NSW Police Commissioner issues statement on alleged murder of Jesse Baird and Luke Davies

NSW’s top cop has issued a “heartfelt” statement on the deaths of a Sydney couple who were allegedly murdered by a police officer.

Officers are still working overtime to find the bodies of former Channel 10 presenter Jesse Baird, 26, and flight attendant Luke Davies, 29.

Police have charged Baird’s ex-partner Beau Lamarre-Condon, 28, with two counts of murder and allege he used his police-issued glock in the killings the alleged murder.

On Sunday afternoon NSW Police Commissioner Karen Webb issued a statement in which she called on the community to “have patience” as police continue their investigations. She also said had been left saddened and shocked by the horrific deaths.

“I would like to extend my heartfelt condolences to the families and friends of Luke Davies and Jesse Baird. It is difficult to comprehend the grief and pain of their loss,” she said.

“I acknowledge this week’s events are distressing for many and I share the sadness and shock about the alleged nature of Luke and Jesse’s deaths.

“I understand there are many unanswered questions and while I cannot comment on the matter before the courts, I can reassure Luke and Jesse’s loved ones, and the people of NSW, that we are working around the clock to find those answers.”

She also urged anyone with information to come forward and contact the police.

On Sunday, it was reported by The Daily Telegraph that Mr Lamarre-Condon used Mr Baird’s phone to text his housemates that he was moving to Perth.

The texts were sent on Thursday, which initially led police to believe the former entertainment presenter was still alive.

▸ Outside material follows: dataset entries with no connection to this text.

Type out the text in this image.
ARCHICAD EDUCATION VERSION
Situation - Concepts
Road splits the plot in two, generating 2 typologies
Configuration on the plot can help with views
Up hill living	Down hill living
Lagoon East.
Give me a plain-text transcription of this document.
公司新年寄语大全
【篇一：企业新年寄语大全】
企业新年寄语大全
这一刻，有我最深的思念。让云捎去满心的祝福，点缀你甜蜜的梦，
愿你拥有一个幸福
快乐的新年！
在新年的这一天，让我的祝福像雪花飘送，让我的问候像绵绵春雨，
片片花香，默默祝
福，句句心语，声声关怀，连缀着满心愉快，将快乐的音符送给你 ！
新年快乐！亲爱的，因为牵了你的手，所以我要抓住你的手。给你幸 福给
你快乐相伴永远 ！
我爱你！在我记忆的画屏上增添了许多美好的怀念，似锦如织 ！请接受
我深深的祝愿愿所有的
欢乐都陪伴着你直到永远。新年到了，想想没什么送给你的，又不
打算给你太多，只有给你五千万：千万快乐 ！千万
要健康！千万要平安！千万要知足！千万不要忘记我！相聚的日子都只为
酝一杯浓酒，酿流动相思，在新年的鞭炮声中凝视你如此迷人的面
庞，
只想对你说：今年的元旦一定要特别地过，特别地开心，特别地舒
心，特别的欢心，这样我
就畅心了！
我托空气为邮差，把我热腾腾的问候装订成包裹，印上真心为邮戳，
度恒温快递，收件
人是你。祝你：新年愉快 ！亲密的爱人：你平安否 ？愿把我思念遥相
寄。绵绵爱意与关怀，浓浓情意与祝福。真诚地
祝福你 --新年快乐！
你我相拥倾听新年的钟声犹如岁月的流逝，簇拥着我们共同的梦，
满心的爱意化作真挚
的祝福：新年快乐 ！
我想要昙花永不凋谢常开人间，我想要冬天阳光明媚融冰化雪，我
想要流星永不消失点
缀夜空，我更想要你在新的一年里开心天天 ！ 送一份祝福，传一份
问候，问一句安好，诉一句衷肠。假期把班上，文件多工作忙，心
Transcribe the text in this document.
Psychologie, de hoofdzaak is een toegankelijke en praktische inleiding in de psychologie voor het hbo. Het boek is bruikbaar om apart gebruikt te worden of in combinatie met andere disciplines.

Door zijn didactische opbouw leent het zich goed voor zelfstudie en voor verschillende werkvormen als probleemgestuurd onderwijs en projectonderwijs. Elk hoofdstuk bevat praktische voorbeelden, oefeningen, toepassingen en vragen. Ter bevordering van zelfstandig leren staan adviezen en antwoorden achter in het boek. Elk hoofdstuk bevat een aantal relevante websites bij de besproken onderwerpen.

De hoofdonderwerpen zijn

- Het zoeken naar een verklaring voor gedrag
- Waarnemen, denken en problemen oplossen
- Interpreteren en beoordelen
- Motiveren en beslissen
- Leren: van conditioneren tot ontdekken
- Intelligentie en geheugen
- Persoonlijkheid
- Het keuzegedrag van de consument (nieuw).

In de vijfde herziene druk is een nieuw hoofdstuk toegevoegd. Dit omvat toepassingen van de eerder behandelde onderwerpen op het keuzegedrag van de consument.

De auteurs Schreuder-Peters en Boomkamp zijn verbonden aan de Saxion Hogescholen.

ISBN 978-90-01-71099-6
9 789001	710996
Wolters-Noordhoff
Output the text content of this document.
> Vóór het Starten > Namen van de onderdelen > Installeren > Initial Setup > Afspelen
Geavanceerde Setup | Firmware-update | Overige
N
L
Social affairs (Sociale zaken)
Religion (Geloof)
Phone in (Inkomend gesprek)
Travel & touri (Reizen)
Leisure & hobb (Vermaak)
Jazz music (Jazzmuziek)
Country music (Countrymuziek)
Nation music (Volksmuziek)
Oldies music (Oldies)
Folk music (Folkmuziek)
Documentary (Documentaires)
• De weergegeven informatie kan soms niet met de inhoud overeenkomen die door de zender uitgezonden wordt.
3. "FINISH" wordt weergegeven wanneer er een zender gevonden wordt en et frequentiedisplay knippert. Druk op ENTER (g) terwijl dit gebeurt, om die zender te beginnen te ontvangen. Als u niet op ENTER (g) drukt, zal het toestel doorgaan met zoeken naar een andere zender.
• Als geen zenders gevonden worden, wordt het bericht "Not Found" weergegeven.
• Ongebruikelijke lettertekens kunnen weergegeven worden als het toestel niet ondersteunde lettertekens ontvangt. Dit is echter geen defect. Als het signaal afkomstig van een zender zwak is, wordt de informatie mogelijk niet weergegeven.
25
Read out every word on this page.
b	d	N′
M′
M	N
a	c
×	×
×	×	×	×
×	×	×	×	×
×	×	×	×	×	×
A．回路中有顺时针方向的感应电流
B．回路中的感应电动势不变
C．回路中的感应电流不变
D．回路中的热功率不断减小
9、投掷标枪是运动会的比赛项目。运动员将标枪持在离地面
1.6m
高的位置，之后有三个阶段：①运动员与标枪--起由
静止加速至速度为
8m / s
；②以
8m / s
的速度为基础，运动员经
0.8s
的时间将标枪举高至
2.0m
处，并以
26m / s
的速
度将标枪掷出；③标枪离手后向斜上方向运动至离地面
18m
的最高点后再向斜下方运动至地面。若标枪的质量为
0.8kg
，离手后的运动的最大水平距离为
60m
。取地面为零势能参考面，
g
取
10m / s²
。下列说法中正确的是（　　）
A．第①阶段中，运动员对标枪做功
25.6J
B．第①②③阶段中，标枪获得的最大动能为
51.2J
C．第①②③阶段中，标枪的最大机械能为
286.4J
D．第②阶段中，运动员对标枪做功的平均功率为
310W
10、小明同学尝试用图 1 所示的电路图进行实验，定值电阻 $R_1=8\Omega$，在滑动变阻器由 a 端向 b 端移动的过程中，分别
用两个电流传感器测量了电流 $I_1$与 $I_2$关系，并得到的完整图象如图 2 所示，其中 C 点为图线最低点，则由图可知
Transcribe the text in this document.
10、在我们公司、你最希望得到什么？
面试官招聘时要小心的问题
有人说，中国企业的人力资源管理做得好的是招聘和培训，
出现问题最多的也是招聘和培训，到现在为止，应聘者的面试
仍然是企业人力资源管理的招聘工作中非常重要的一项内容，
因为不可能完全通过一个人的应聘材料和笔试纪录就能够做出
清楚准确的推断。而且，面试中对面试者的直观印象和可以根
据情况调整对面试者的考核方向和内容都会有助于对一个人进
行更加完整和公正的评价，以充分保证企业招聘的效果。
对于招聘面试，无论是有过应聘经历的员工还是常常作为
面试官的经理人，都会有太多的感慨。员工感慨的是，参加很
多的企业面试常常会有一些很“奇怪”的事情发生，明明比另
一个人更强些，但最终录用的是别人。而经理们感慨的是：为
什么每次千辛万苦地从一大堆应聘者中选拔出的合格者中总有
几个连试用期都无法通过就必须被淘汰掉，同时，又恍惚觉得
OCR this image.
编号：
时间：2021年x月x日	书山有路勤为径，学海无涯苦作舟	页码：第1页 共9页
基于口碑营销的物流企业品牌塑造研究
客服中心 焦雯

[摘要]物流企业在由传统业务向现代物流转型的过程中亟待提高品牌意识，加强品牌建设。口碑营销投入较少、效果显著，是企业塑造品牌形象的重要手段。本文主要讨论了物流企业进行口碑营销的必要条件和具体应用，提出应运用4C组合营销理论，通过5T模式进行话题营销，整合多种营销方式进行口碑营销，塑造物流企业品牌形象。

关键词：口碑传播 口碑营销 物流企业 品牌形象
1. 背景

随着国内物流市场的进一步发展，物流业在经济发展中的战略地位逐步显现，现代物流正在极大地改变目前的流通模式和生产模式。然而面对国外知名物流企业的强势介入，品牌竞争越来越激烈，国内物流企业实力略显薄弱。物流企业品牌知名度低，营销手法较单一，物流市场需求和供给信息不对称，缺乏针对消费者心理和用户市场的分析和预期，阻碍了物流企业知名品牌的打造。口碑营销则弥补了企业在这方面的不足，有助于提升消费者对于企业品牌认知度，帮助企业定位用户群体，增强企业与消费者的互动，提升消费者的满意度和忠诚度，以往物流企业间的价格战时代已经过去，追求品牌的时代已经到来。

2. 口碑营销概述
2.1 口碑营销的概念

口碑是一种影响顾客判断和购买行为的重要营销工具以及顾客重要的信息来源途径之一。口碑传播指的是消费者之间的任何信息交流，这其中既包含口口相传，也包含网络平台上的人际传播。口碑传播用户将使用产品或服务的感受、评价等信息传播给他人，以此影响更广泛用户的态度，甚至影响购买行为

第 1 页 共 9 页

A second message reportedly asked his housemate to put his belongings out on the street and said he would send cleaners to the home on Thursday.

Police were first notified of the suspected homicide after they found the bloodied clothes and possessions belonging to Mr Baird and Mr Davies in a Cronulla skip bin on Wednesday.

Earlier on Sunday, Ms Webb also issued an apology for the failings of police to “adequately and fairly” investigate crimes committed against members of the state’s LGBTQI+ community.

The comments were in relation to the Special Commission of Inquiry into LGBTIQ hate crimes in NSW, which investigated whether gay hate bias was involved in the 34 suspicious deaths and unsolved deaths between 1970 and 2010.

Ms Webb acknowledged the “increased suffering experienced by victims and their families where the crimes were motivated by bias against members of the LGBTIQ community”.

“To the victims and families that NSW Police failed by not adequately and fairly investigating those deaths between 1970 and 2010, I am sorry,” she said.

“I apologise for the gaps in those investigative processes where records and exhibits were lost or not examined with enough rigour.”

“I realise that this has meant missed opportunities to identify possible offenders as new leads emerged or as new forensic advances became available.”

She also vowed that police do better.

“I assure the LGBTIQ community that under my leadership, NSW Police will use these lessons to continue to improve the way it serves all members of the community with respect, fairness, and inclusivity,” she said.

“The mistakes of the past will not define our future.”